Several researchers frequently detected aflatoxins, fumonisins, DON, ZEN and trichothecenes in corn grains and its products throughout the world (Pietri et al., 2009; Dorn et al., 2009; Khayoon et al., 2010). In the study, 80 corn grain samples used for animal feed collected from various states in Malaysia were evaluated for AFB1 and fumonisins contamination. More recently, Khayoon et al. (2010) detected only aflatoxins in various animal feeds in Malaysia. They found total aflatoxins in corn (8.6 μg kg^-1) and corn germ meal (45.6 μg kg^-1). In the study, AFB1 was detected in 65 (81.2%) samples ranging from 1.0-135 μg kg^-1. About 18 (22.5%) samples had exceeded AFB1 levels above the legal limits of many countries (>20 μg kg^-1) whereas fumonisins in all corn samples were below the regulatory limits.

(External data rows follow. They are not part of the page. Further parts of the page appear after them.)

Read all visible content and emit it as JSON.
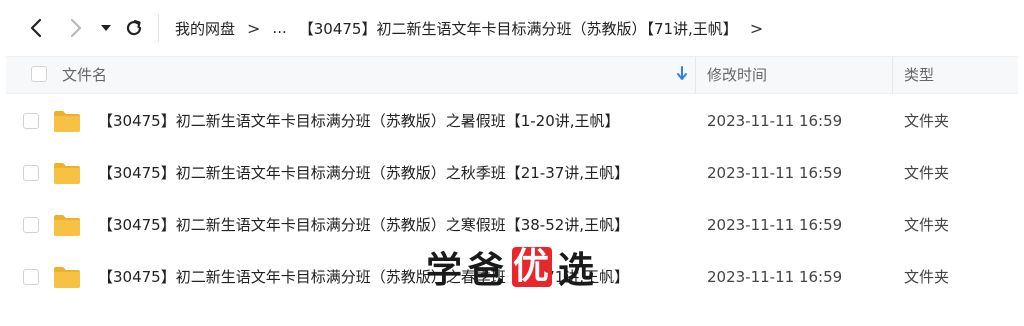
{
  "toolbar": {
    "back_icon": "chevron-left-icon",
    "forward_icon": "chevron-right-icon",
    "dropdown_icon": "caret-down-icon",
    "refresh_icon": "refresh-icon"
  },
  "breadcrumb": {
    "items": [
      "我的网盘",
      "...",
      "【30475】初二新生语文年卡目标满分班（苏教版）【71讲,王帆】"
    ],
    "separator": ">"
  },
  "table": {
    "columns": {
      "name": "文件名",
      "modified": "修改时间",
      "type": "类型"
    },
    "sort_icon": "sort-down-arrow-icon",
    "rows": [
      {
        "name": "【30475】初二新生语文年卡目标满分班（苏教版）之暑假班【1-20讲,王帆】",
        "modified": "2023-11-11 16:59",
        "type": "文件夹"
      },
      {
        "name": "【30475】初二新生语文年卡目标满分班（苏教版）之秋季班【21-37讲,王帆】",
        "modified": "2023-11-11 16:59",
        "type": "文件夹"
      },
      {
        "name": "【30475】初二新生语文年卡目标满分班（苏教版）之寒假班【38-52讲,王帆】",
        "modified": "2023-11-11 16:59",
        "type": "文件夹"
      },
      {
        "name": "【30475】初二新生语文年卡目标满分班（苏教版）之春季班【53-71讲,王帆】",
        "modified": "2023-11-11 16:59",
        "type": "文件夹"
      }
    ]
  },
  "watermark": {
    "chars": [
      "学",
      "爸",
      "优",
      "选"
    ]
  },
  "colors": {
    "folder": "#f7c244",
    "folder_dark": "#eeb22a",
    "accent_blue": "#2f80ed",
    "watermark_red": "#e8262c"
  }
}
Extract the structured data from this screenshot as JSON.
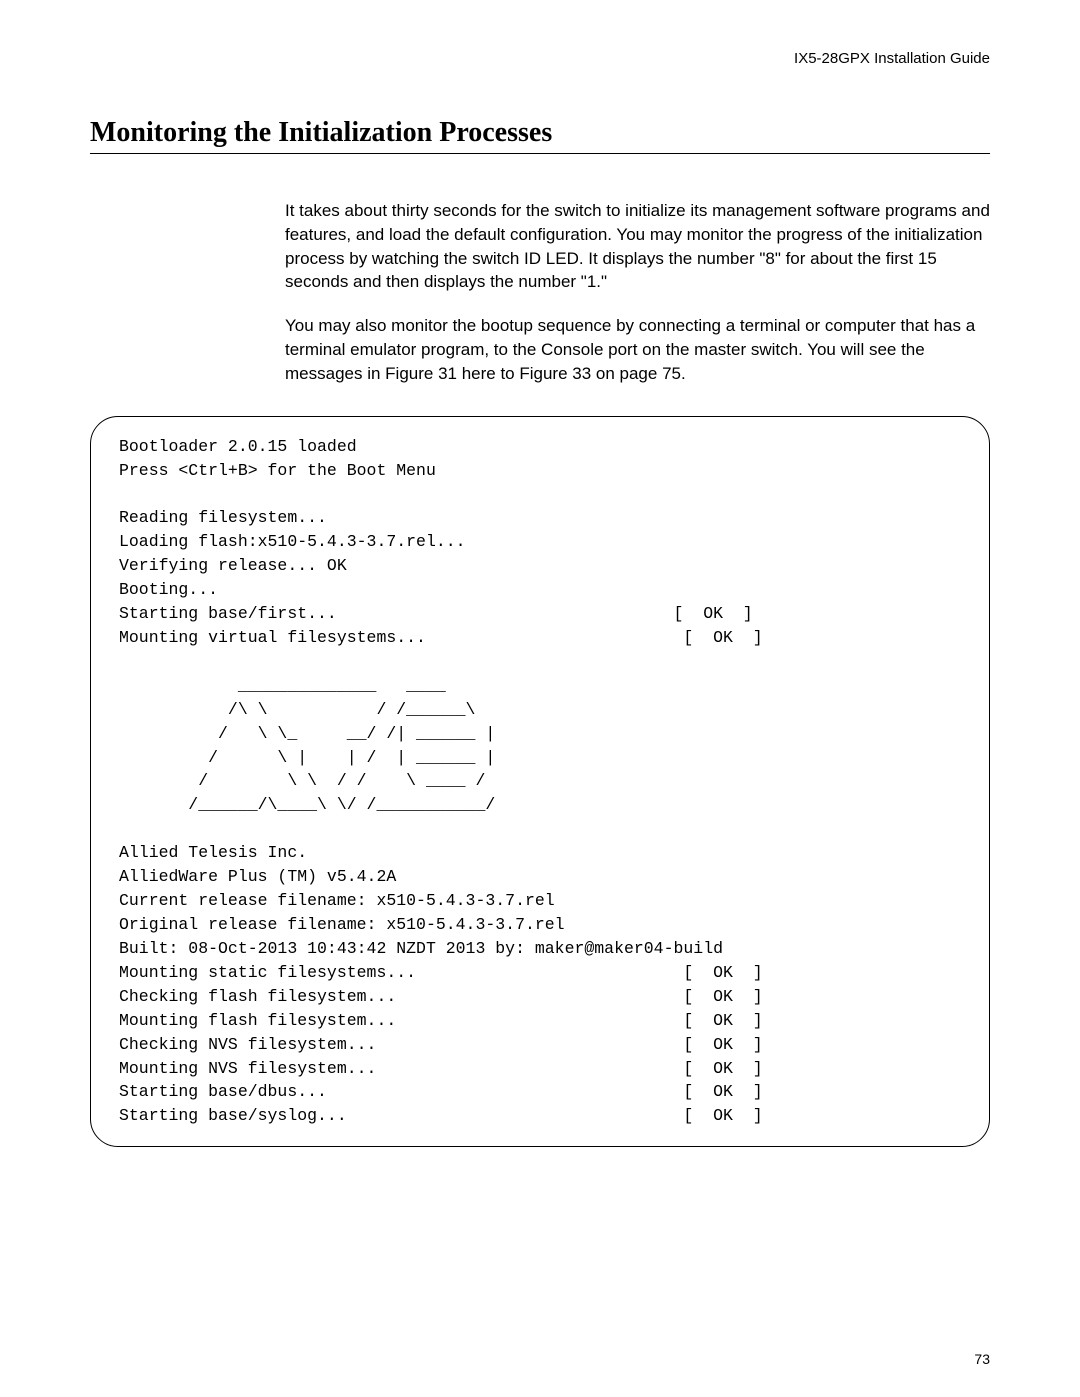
{
  "header": {
    "guide": "IX5-28GPX Installation Guide"
  },
  "title": "Monitoring the Initialization Processes",
  "intro": {
    "p1": "It takes about thirty seconds for the switch to initialize its management software programs and features, and load the default configuration. You may monitor the progress of the initialization process by watching the switch ID LED. It displays the number \"8\" for about the first 15 seconds and then displays the number \"1.\"",
    "p2": "You may also monitor the bootup sequence by connecting a terminal or computer that has a terminal emulator program, to the Console port on the master switch. You will see the messages in Figure 31 here to Figure 33 on page 75."
  },
  "terminal": "Bootloader 2.0.15 loaded\nPress <Ctrl+B> for the Boot Menu\n\nReading filesystem...\nLoading flash:x510-5.4.3-3.7.rel...\nVerifying release... OK\nBooting...\nStarting base/first...                                  [  OK  ]\nMounting virtual filesystems...                          [  OK  ]\n\n            ______________   ____\n           /\\ \\           / /______\\\n          /   \\ \\_     __/ /| ______ |\n         /      \\ |    | /  | ______ |\n        /        \\ \\  / /    \\ ____ /\n       /______/\\____\\ \\/ /___________/\n\nAllied Telesis Inc.\nAlliedWare Plus (TM) v5.4.2A\nCurrent release filename: x510-5.4.3-3.7.rel\nOriginal release filename: x510-5.4.3-3.7.rel\nBuilt: 08-Oct-2013 10:43:42 NZDT 2013 by: maker@maker04-build\nMounting static filesystems...                           [  OK  ]\nChecking flash filesystem...                             [  OK  ]\nMounting flash filesystem...                             [  OK  ]\nChecking NVS filesystem...                               [  OK  ]\nMounting NVS filesystem...                               [  OK  ]\nStarting base/dbus...                                    [  OK  ]\nStarting base/syslog...                                  [  OK  ]",
  "page_number": "73"
}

Surveys from other countries have reported the occurrence of aflatoxins in corn and related products from Brazil (Sekiyama et al., 2005), China (Li et al., 2001), India (Shetty and Bhat, 1997), Italy (Pietri et al., 2009), Nigeria (Bankole and Mabekoje, 2004; Manjula et al., 2009), Turkey (Castells et al., 2008) and USA (Rosen and Rosen, 1984) and the contamination of animal feeds has been reported in Greece, Turkey (Aycicek et al., 2005).

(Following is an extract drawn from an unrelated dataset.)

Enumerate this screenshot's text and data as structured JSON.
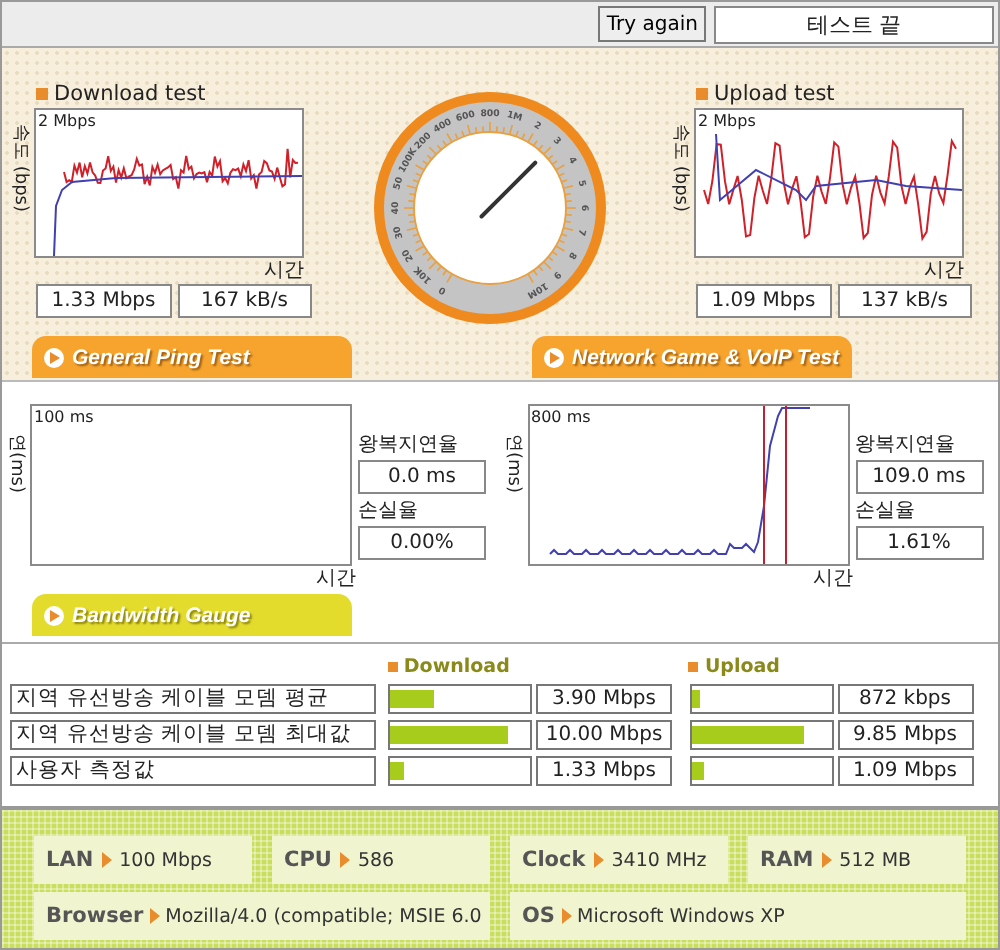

The results showed that presence of fumonisins in all corn samples ranging from 261-2.420 μg kg^-1. These results are in agreement with the previous findings of Nuryono et al. (2002) who had reported fumonisins in 16 corn based feed samples out of 17 ranging from 17.6-3.306 μg kg^-1 in Indonesia. Gonzalez et al. (2008) reported FB1 and FB2 in all feed and corn samples used for pig feed in central Argentina whereas all samples were negative for aflatoxins and ZEN.

Recently, Dorn et al. (2009) found high concentrations of fumonisins in all maize kernels ranging from 2.5-22.8 mg kg^-1 in 2005 and from 9.9-28.6 mg kg^-1 in 2006. Charoenpornsook and Kavisarasai (2006) detected AFB1 in 23/25 samples (average of 7.56 μg kg^-1), OTA in 3/10 samples (10.48-12.35 μg kg^-1), DON in 13/15 samples (33.77 μg kg^-1) and T-2 toxin in all 10 samples (6.91 μg kg^-1) of animal feedstuffs in Thailand. Samples of maize (118) imported into Taiwan were detected for FB1 and found 8 (6.8%) samples contain FB1 ranging from 334-1.614 μg kg^-1 (Tseng and Liu, 2001). However, further studies are warranted to analyze mycotoxins in large number of feed samples to develop suitable management strategies.

CONCLUSION

The results showed that corn grain samples intended to use for animal feed in Malaysia were contaminated with moulds and mycotoxins. More than 50% of corn samples were found contaminated with mycotoxins. About 18 (22.5%) samples, out of 80 had exceeded the AFB1 above the legal limits of Argentina, Australia, Brazil, India, Netherlands and USA (>20 μg kg^-1). Fumonisin levels in all corn samples were below the international acceptable limits in animal feeds. However, the detection of small quantities in all the corn samples warrants further investigations as the total usage of corn derived feed in livestock industry is very high in Malaysia. A possible reason for the occurrence of moulds and mycotoxins is the inappropriate storage during production. Based on the results of this study, we can expect that there is a mycotoxin problem for livestock industry in Malaysia. However, livestock industries in Malaysia should develop mycotoxin detection methods by themselves or they should send samples to mycotoxin detection laboratories to confirm that their feedstuffs are negative for mycotoxins.

We hope this study will facilitate towards the development of regulatory limits and proper storage structures and suitable management practices in the country.

ACKNOWLEDGEMENTS

Dr. K.R.N. Reddy acknowledges the Universiti Sains Malaysia (USM), Malaysia for providing a postdoctoral fellowship. We are grateful for the research grant 1001/PBIOLOGI/811147 provided by USM. The researchers are grateful to Khosrow Chehri, USM for helping in identification of Fusarium strains.